Sure, that’s part of the argument. So is the argument that Canadians have the social programs they like to brag about only because they are standing under the protective umbrella of the US military who has been protecting them through the Cold War.

Without the access they have to US markets, their economy would be in the toilet. That’s the REAL reason Canadians are getting so uppity since Trump came to office. But it’s worse than that.

There have been recent stories detailing the Canadian military as being in dire shape, not only inadequate for cooperative multi-nation exercises with, say, NATO allies (a long-standing problem), but also in the ability to provide the most basic notion of national defence.

I recently had a conversation with Lt.-Gen.
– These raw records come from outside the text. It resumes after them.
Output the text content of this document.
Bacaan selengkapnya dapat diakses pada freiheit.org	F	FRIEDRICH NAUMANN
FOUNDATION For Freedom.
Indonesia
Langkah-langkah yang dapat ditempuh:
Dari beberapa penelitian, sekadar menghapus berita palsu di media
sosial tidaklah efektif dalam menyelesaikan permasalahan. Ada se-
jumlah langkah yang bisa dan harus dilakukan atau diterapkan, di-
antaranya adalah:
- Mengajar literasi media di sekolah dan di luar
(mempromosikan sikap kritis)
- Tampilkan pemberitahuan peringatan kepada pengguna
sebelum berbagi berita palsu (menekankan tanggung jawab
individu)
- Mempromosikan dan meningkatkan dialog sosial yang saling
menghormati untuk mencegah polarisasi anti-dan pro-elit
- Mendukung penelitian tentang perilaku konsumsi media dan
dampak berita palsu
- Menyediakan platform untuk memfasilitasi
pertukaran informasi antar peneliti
Michel Maisonneuve (ret.), and what he told me about Canada’s military was nothing short of alarming. He didn’t mince words—our armed forces are in dire straits. If we don’t act now, Canada will not only be unable to defend itself, but it will cease to be taken seriously by our allies, many of whom are already losing patience with our military decline.

Maisonneuve has seen firsthand what a functioning military looks like. He has served at the highest levels, working alongside our allies in NATO, and he knows exactly what Canada is failing to do. “We are no longer at the table when major defence decisions are made,” he told me. “The Americans don’t ask us what we think anymore because they know we can’t contribute.” That is a stunning indictment of where we now stand—a country that was once respected for its ability to punch above its weight militarily has been reduced to an afterthought.
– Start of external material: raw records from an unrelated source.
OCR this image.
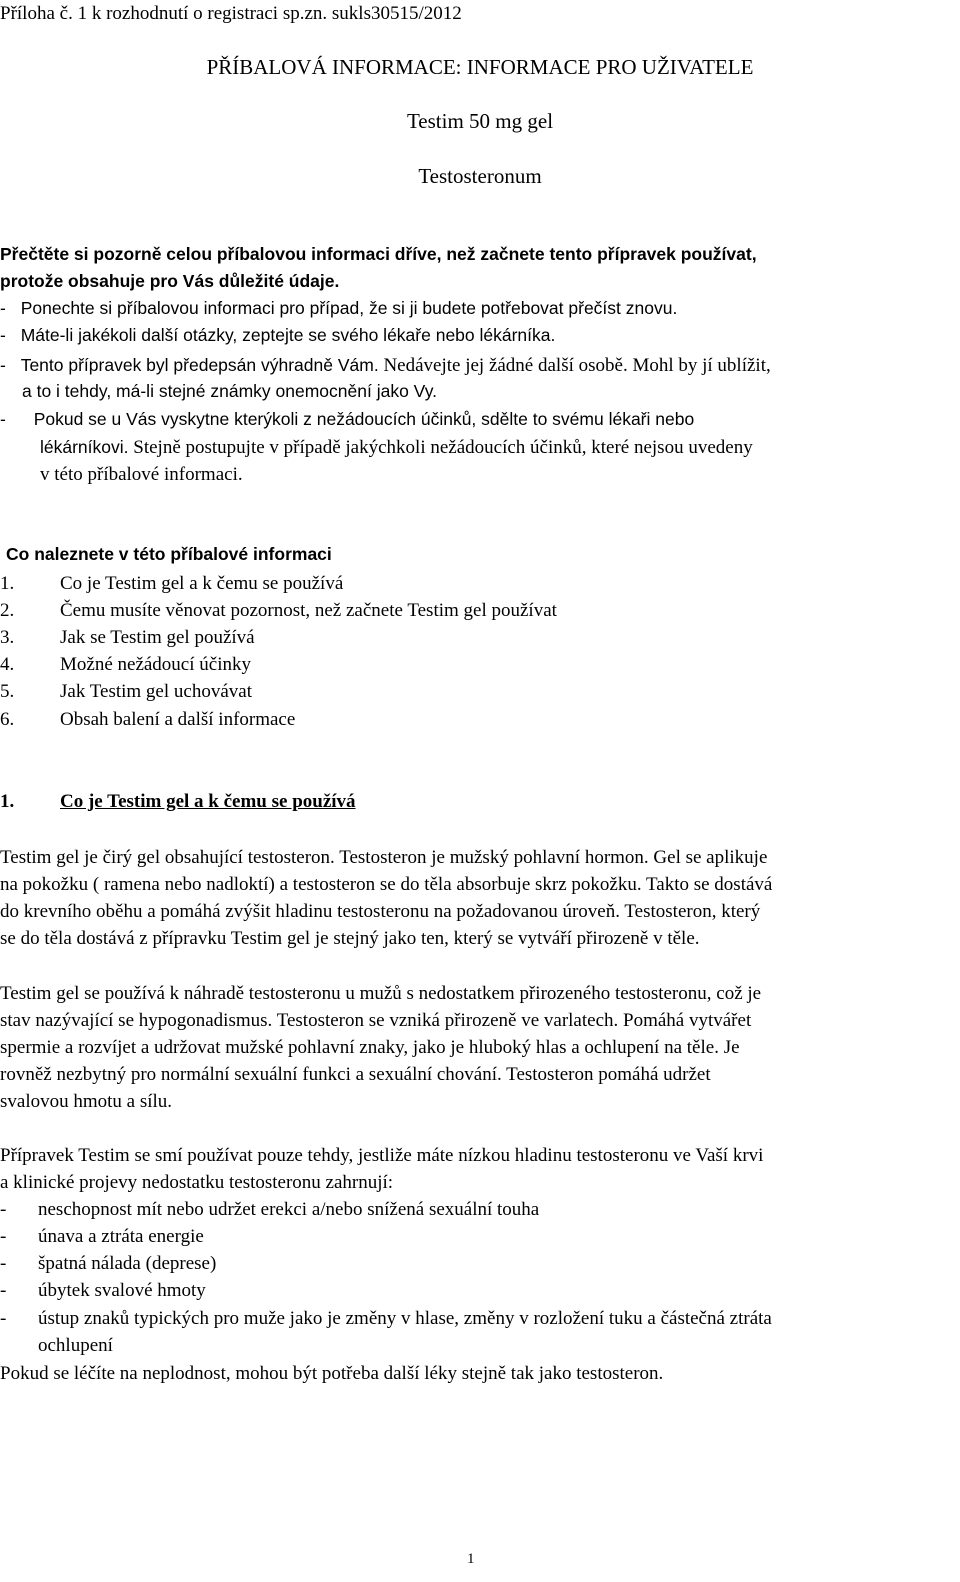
Příloha č. 1 k rozhodnutí o registraci sp.zn. sukls30515/2012
PŘÍBALOVÁ INFORMACE: INFORMACE PRO UŽIVATELE
Testim 50 mg gel
Testosteronum
Přečtěte si pozorně celou příbalovou informaci dříve, než začnete tento přípravek používat,
protože obsahuje pro Vás důležité údaje.
- Ponechte si příbalovou informaci pro případ, že si ji budete potřebovat přečíst znovu.
- Máte-li jakékoli další otázky, zeptejte se svého lékaře nebo lékárníka.
- Tento přípravek byl předepsán výhradně Vám. Nedávejte jej žádné další osobě. Mohl by jí ublížit,
a to i tehdy, má-li stejné známky onemocnění jako Vy.
- Pokud se u Vás vyskytne kterýkoli z nežádoucích účinků, sdělte to svému lékaři nebo
lékárníkovi. Stejně postupujte v případě jakýchkoli nežádoucích účinků, které nejsou uvedeny
v této příbalové informaci.
Co naleznete v této příbalové informaci
1. Co je Testim gel a k čemu se používá
2. Čemu musíte věnovat pozornost, než začnete Testim gel používat
3. Jak se Testim gel používá
4. Možné nežádoucí účinky
5. Jak Testim gel uchovávat
6. Obsah balení a další informace
1. Co je Testim gel a k čemu se používá
Testim gel je čirý gel obsahující testosteron. Testosteron je mužský pohlavní hormon. Gel se aplikuje
na pokožku ( ramena nebo nadloktí) a testosteron se do těla absorbuje skrz pokožku. Takto se dostává
do krevního oběhu a pomáhá zvýšit hladinu testosteronu na požadovanou úroveň. Testosteron, který
se do těla dostává z přípravku Testim gel je stejný jako ten, který se vytváří přirozeně v těle.
Testim gel se používá k náhradě testosteronu u mužů s nedostatkem přirozeného testosteronu, což je
stav nazývající se hypogonadismus. Testosteron se vzniká přirozeně ve varlatech. Pomáhá vytvářet
spermie a rozvíjet a udržovat mužské pohlavní znaky, jako je hluboký hlas a ochlupení na těle. Je
rovněž nezbytný pro normální sexuální funkci a sexuální chování. Testosteron pomáhá udržet
svalovou hmotu a sílu.
Přípravek Testim se smí používat pouze tehdy, jestliže máte nízkou hladinu testosteronu ve Vaší krvi
a klinické projevy nedostatku testosteronu zahrnují:
- neschopnost mít nebo udržet erekci a/nebo snížená sexuální touha
- únava a ztráta energie
- špatná nálada (deprese)
- úbytek svalové hmoty
- ústup znaků typických pro muže jako je změny v hlase, změny v rozložení tuku a částečná ztráta
ochlupení
Pokud se léčíte na neplodnost, mohou být potřeba další léky stejně tak jako testosteron.
1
The problem, as Maisonneuve laid out, is both simple and staggering: Canada doesn’t take its defence seriously anymore. The government has allowed our forces to wither. The Air Force is still flying CF-18s from the 1980s because the long-delayed F-35 procurement is years behind schedule. The Navy, once a competent maritime force, is barely functional, with no operational submarines and a fleet that is nowhere near what is needed to patrol our vast coastlines. Meanwhile, the Army is struggling to recruit and retain soldiers, leaving its numbers dangerously low. “We have an Army in name only,” Maisonneuve said. “If we were called upon tomorrow to deploy a fully operational combat force, we couldn’t do it.” — SaskToday

Other stories here:

Canada’s Army Is Slowly Falling Apart — “19FortyFive”, January 2005

State of Canadian Armed Forces’ combat readiness growing worse, government report warns — Canadian Broadcasting Corporation, March 2024

If a country lacks any means of defending its own borders against a serious threat… is it really a country in any meaningful sense of the word?

It’s one thing for Canada to stand and assert how strong and independent it is as a nation. But demonstrating there is any truth to back up those claims? That’s another question entirely.